Many school leaders see the potential to improve the course choices and experiences they offer their students by using online learning. Nevertheless, the road to adopting online learning can be difficult. High-quality online-learning options often require not only new resources, but also new instructional models and mindsets regarding teaching and learning. Because truly innovative online-learning models do not just plug in to traditional classrooms, making the shifts to online learning can be a major endeavor in organizational change management for any district that decides to do it.
I spoke recently with Tres Tyvand, the student services coordinator for Bend-La Pine Schools Online, to learn more about how they have addressed the challenges of implementing online learning. Bend-La Pine Schools Online is a program of the Bend-La Pine School District in Oregon that offers both full-time and part-time online-learning opportunities to over 2,000 of the district’s students in pre-K through 12th grade. The program works with FuelEducation, an online course provider, to offer a wide selection of full-time virtual and blended learning (A La Carte, Flipped Classroom, and Flex) options. The story of how the program became what it is today illustrates a few valuable lessons that can help other districts as they wrestle with how to foster online learning.
Autonomous operation
Back in 2005 when Bend-La Pine Schools Online began, the district set it up as an independent charter school that was funded through an innovation grant from the state. Two years later, it was incorporated into the district, but allowed to continue operating independently. This initial autonomy proved invaluable for the program’s early success. It gave the program freedom to build itself from the ground up around its own unique value proposition, rather than being influenced to follow the pattern of a traditional brick-and-mortar school. The focus of the program became to provide course options to students with scheduling conflicts, unique course interests, or an inability to attend a brick-and-mortar school.
Demand-driven growth
Much of the program’s initial growth was slow, but in recent years that growth has been accelerated by increasing demand from parents and students. In almost a decade, the program has never explicitly advertised at the district’s schools. Instead, adoption is entirely driven by word-of-mouth. As a result, growth has resulted from the program’s ability to prove its value to students and families, rather than by a district reform agenda or a technology hype.
Support from teachers
The program has also been successful at establishing itself in a way that is non-threatening to the teachers and school leaders in the district’s traditional brick-and-mortar schools. One of the keys to this success is that the superintendent recently revised the staffing formula to make the program’s funding non-competitive with that of the traditional teachers at the traditional brick-and-mortar schools. Additionally, teachers have come to recognize that the program provides students with options that they know their schools would never be able to offer. In fact, many teachers have enrolled their own children in courses offered through the online-learning program and have become advocates for the benefits that the program offers.
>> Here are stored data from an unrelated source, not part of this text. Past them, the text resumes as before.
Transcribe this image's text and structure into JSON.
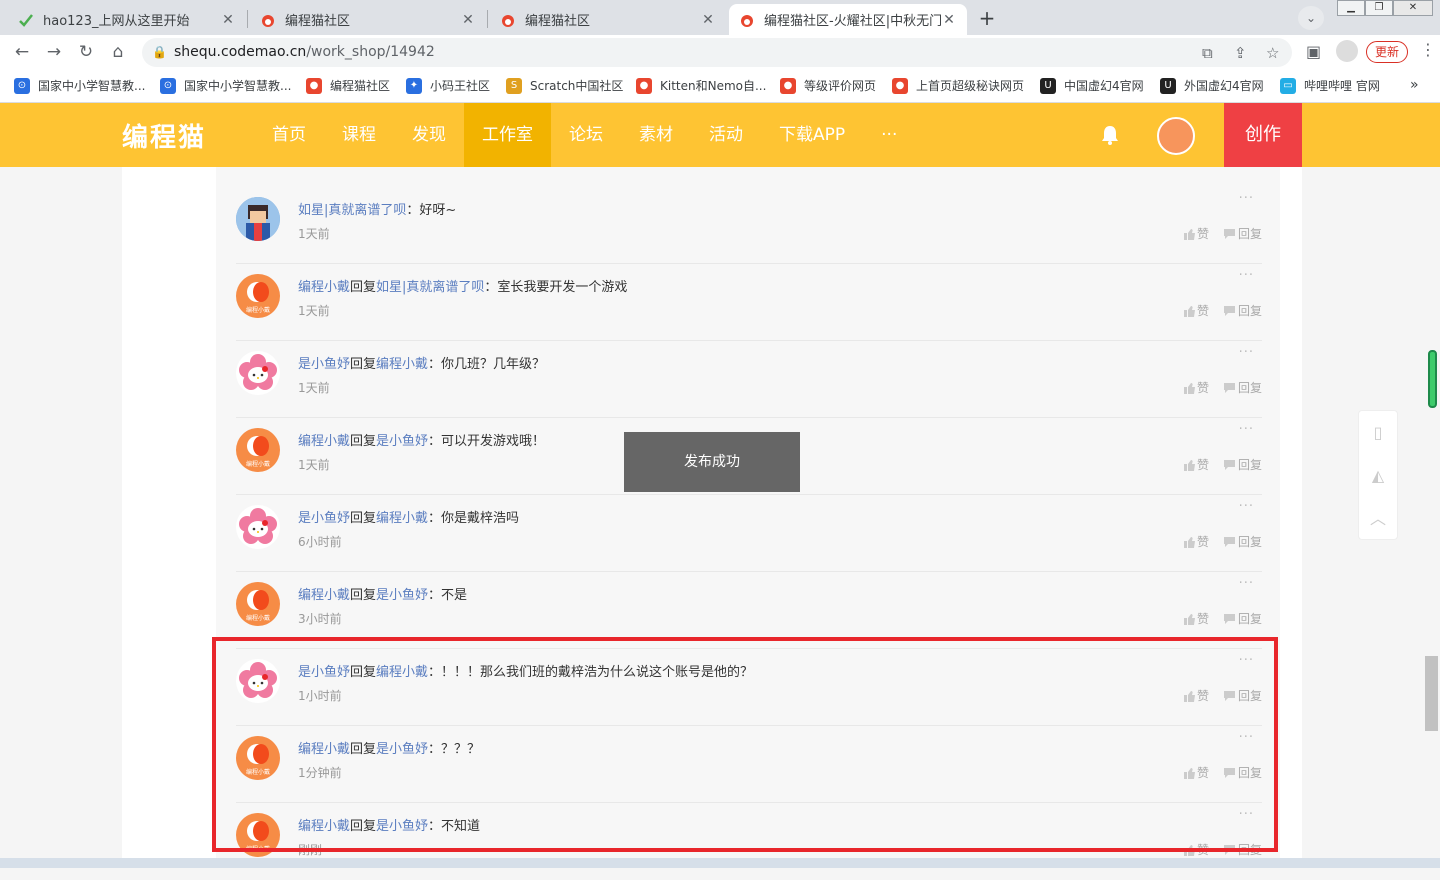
{
  "tabs": [
    {
      "title": "hao123_上网从这里开始",
      "close": "✕"
    },
    {
      "title": "编程猫社区",
      "close": "✕"
    },
    {
      "title": "编程猫社区",
      "close": "✕"
    },
    {
      "title": "编程猫社区-火耀社区|中秋无门槛",
      "close": "✕"
    }
  ],
  "toolbar": {
    "url_host": "shequ.codemao.cn",
    "url_path": "/work_shop/14942",
    "update_label": "更新"
  },
  "bookmarks": [
    {
      "label": "国家中小学智慧教...",
      "color": "#2a6fe0"
    },
    {
      "label": "国家中小学智慧教...",
      "color": "#2a6fe0"
    },
    {
      "label": "编程猫社区",
      "color": "#e8462f"
    },
    {
      "label": "小码王社区",
      "color": "#2a6fe0"
    },
    {
      "label": "Scratch中国社区",
      "color": "#e0a020"
    },
    {
      "label": "Kitten和Nemo自...",
      "color": "#e8462f"
    },
    {
      "label": "等级评价网页",
      "color": "#e8462f"
    },
    {
      "label": "上首页超级秘诀网页",
      "color": "#e8462f"
    },
    {
      "label": "中国虚幻4官网",
      "color": "#222222"
    },
    {
      "label": "外国虚幻4官网",
      "color": "#222222"
    },
    {
      "label": "哔哩哔哩 官网",
      "color": "#23ade5"
    }
  ],
  "site": {
    "logo": "编程猫",
    "nav": [
      "首页",
      "课程",
      "发现",
      "工作室",
      "论坛",
      "素材",
      "活动",
      "下载APP",
      "···"
    ],
    "active_nav": "工作室",
    "create_label": "创作",
    "avatar_caption": "编程小戴"
  },
  "comments": [
    {
      "user": "如星|真就离谱了呗",
      "reply": "",
      "reply_to": "",
      "text": "：好呀~",
      "time": "1天前",
      "avatar": "pixel"
    },
    {
      "user": "编程小戴",
      "reply": "回复",
      "reply_to": "如星|真就离谱了呗",
      "text": "：室长我要开发一个游戏",
      "time": "1天前",
      "avatar": "orange"
    },
    {
      "user": "是小鱼妤",
      "reply": "回复",
      "reply_to": "编程小戴",
      "text": "：你几班？几年级？",
      "time": "1天前",
      "avatar": "kitty"
    },
    {
      "user": "编程小戴",
      "reply": "回复",
      "reply_to": "是小鱼妤",
      "text": "：可以开发游戏哦！",
      "time": "1天前",
      "avatar": "orange"
    },
    {
      "user": "是小鱼妤",
      "reply": "回复",
      "reply_to": "编程小戴",
      "text": "：你是戴梓浩吗",
      "time": "6小时前",
      "avatar": "kitty"
    },
    {
      "user": "编程小戴",
      "reply": "回复",
      "reply_to": "是小鱼妤",
      "text": "：不是",
      "time": "3小时前",
      "avatar": "orange"
    },
    {
      "user": "是小鱼妤",
      "reply": "回复",
      "reply_to": "编程小戴",
      "text": "：！！！那么我们班的戴梓浩为什么说这个账号是他的？",
      "time": "1小时前",
      "avatar": "kitty"
    },
    {
      "user": "编程小戴",
      "reply": "回复",
      "reply_to": "是小鱼妤",
      "text": "：？？？",
      "time": "1分钟前",
      "avatar": "orange"
    },
    {
      "user": "编程小戴",
      "reply": "回复",
      "reply_to": "是小鱼妤",
      "text": "：不知道",
      "time": "刚刚",
      "avatar": "orange"
    }
  ],
  "comment_actions": {
    "like": "赞",
    "reply": "回复",
    "more": "···"
  },
  "toast": "发布成功"
}
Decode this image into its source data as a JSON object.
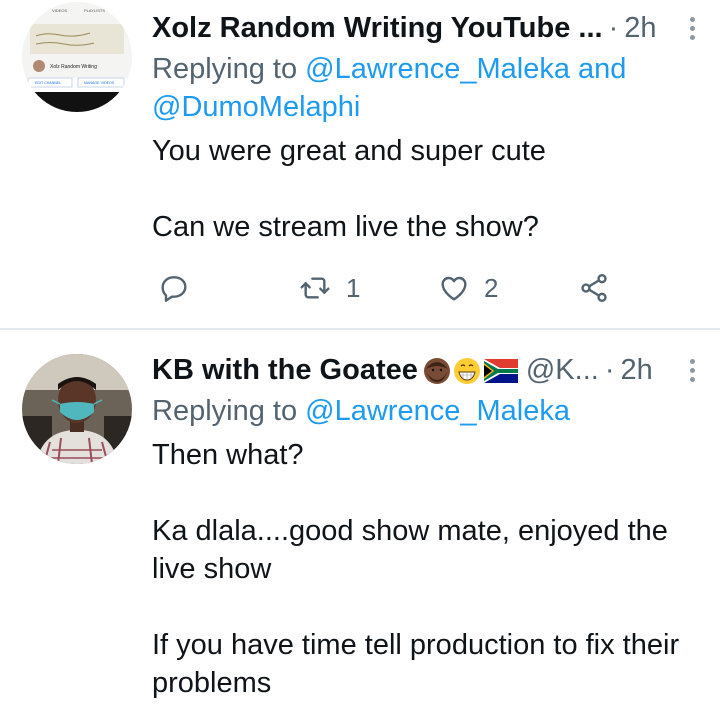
{
  "tweets": [
    {
      "author": "Xolz Random Writing YouTube ...",
      "time": "2h",
      "replying_prefix": "Replying to",
      "mention1": "@Lawrence_Maleka",
      "joiner": "and",
      "mention2": "@DumoMelaphi",
      "lines": [
        "You were great and super cute",
        "Can we stream live the show?"
      ],
      "retweets": "1",
      "likes": "2",
      "avatar": {
        "tab1": "VIDEOS",
        "tab2": "PLAYLISTS",
        "channel_name": "Xolz Random Writing",
        "edit_button": "EDIT CHANNEL",
        "manage_button": "MANAGE VIDEOS"
      }
    },
    {
      "author": "KB with the Goatee",
      "handle": "@K...",
      "time": "2h",
      "replying_prefix": "Replying to",
      "mention1": "@Lawrence_Maleka",
      "lines": [
        "Then what?",
        "Ka dlala....good show mate, enjoyed the live show",
        "If you have time tell production to fix their problems"
      ]
    }
  ],
  "colors": {
    "link": "#1d9bf0",
    "secondary": "#536471",
    "text": "#0f1419",
    "divider": "#e6e9ec"
  },
  "icons": [
    "reply-icon",
    "retweet-icon",
    "like-icon",
    "share-icon",
    "more-icon"
  ]
}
Focus on people and relationships
When I asked Tyvand what she thought was the biggest factor that contributed to the success of the program, her answer was profound yet unsurprising. “It’s all about relationships,” she explained. “It fails when you just enroll kids and walk away. When it’s personal, it really changes the whole approach.” For Bend-La Pine Schools Online, making online learning personal means first putting interested students through three to four screening mechanisms to make sure that the program is a good fit for them. Students who then enter the program are assigned a mentor or program coordinator who works closely with them to develop a custom-learning plan. Once students begin their online courses, the program staff works closely with counselors at the students’ schools to make sure the students are well-supported and on track to completing their courses. The result of this emphasis on supporting students is a program-wide course passing rate of 91 percent.
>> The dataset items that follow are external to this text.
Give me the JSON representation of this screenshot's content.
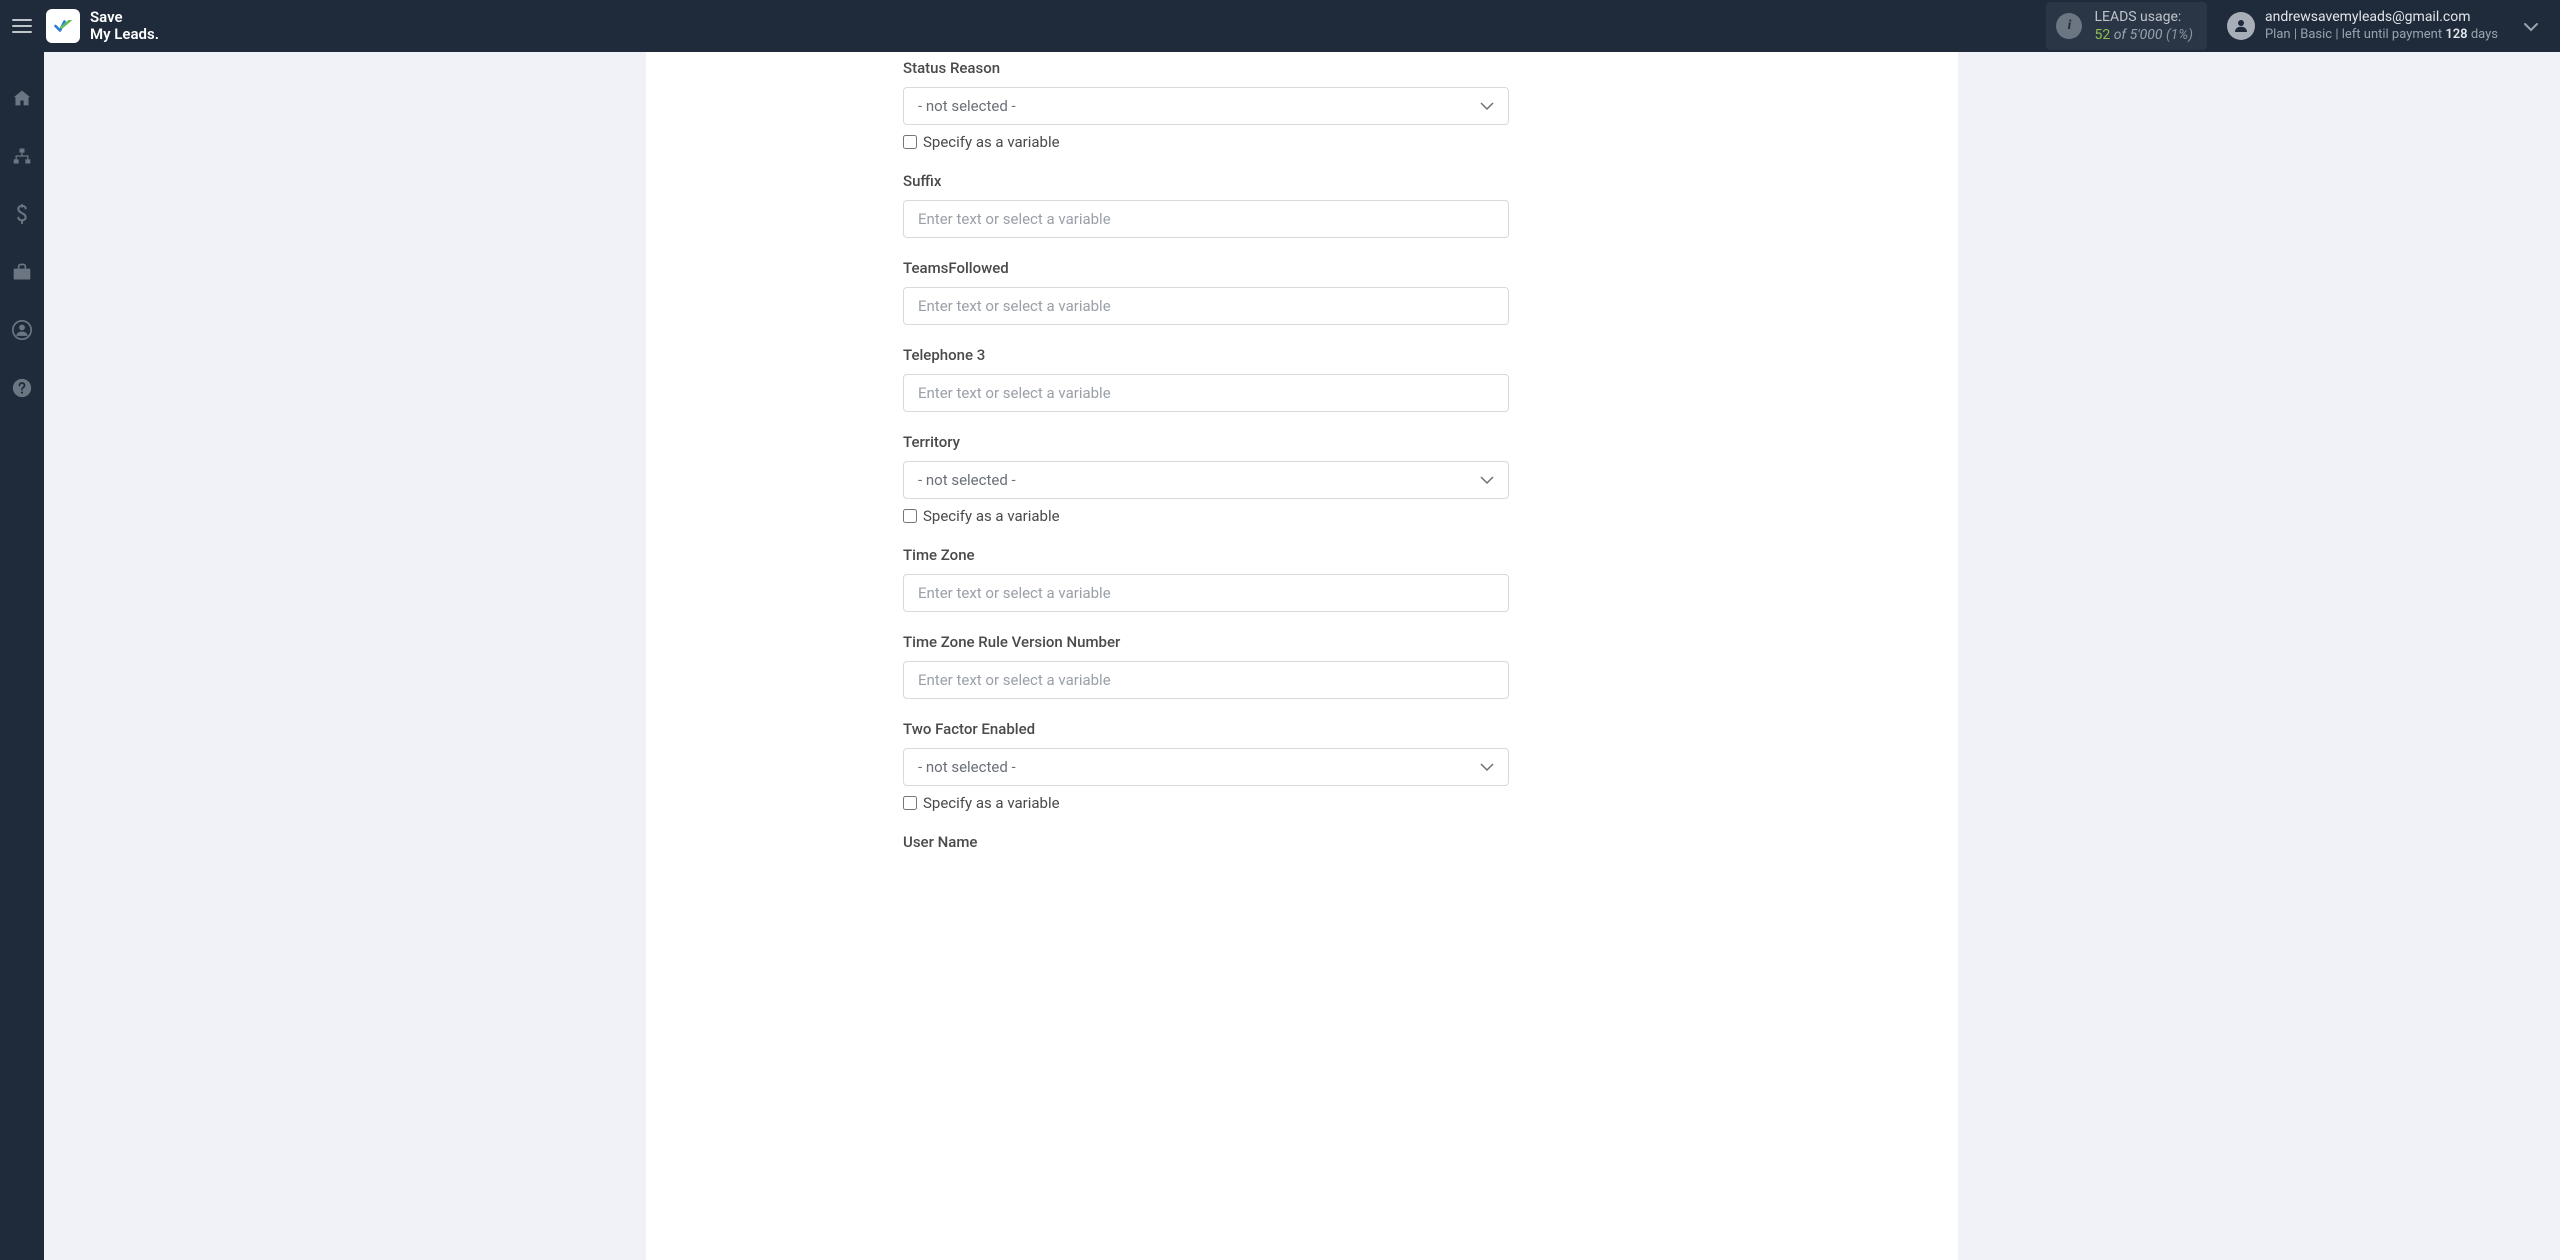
{
  "brand": {
    "line1": "Save",
    "line2": "My Leads."
  },
  "usage": {
    "label": "LEADS usage:",
    "count": "52",
    "of": "of",
    "total": "5'000",
    "percent": "(1%)"
  },
  "account": {
    "email": "andrewsavemyleads@gmail.com",
    "plan_prefix": "Plan |",
    "plan_name": "Basic",
    "plan_mid": "| left until payment",
    "days": "128",
    "days_label": "days"
  },
  "common": {
    "not_selected": "- not selected -",
    "placeholder": "Enter text or select a variable",
    "specify_variable": "Specify as a variable"
  },
  "fields": {
    "status_reason": {
      "label": "Status Reason"
    },
    "suffix": {
      "label": "Suffix"
    },
    "teams_followed": {
      "label": "TeamsFollowed"
    },
    "telephone_3": {
      "label": "Telephone 3"
    },
    "territory": {
      "label": "Territory"
    },
    "time_zone": {
      "label": "Time Zone"
    },
    "tz_rule_version": {
      "label": "Time Zone Rule Version Number"
    },
    "two_factor": {
      "label": "Two Factor Enabled"
    },
    "user_name": {
      "label": "User Name"
    }
  }
}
Tyvand’s enthusiasm for the online-learning program at Bend-La Pine was palpable throughout our conversation. As she described her work, she said, “All day long I feel like Oprah. I feel like I’m passing out hundred dollar bills by giving families options.” Bend-La Pine Schools Online is just one example of a growing trend where districts are using online learning to provide better course options to their students. As more districts consider how to create their own online-learning programs, the Bend-La Pine Schools Online example illustrates some important principles that can help them succeed.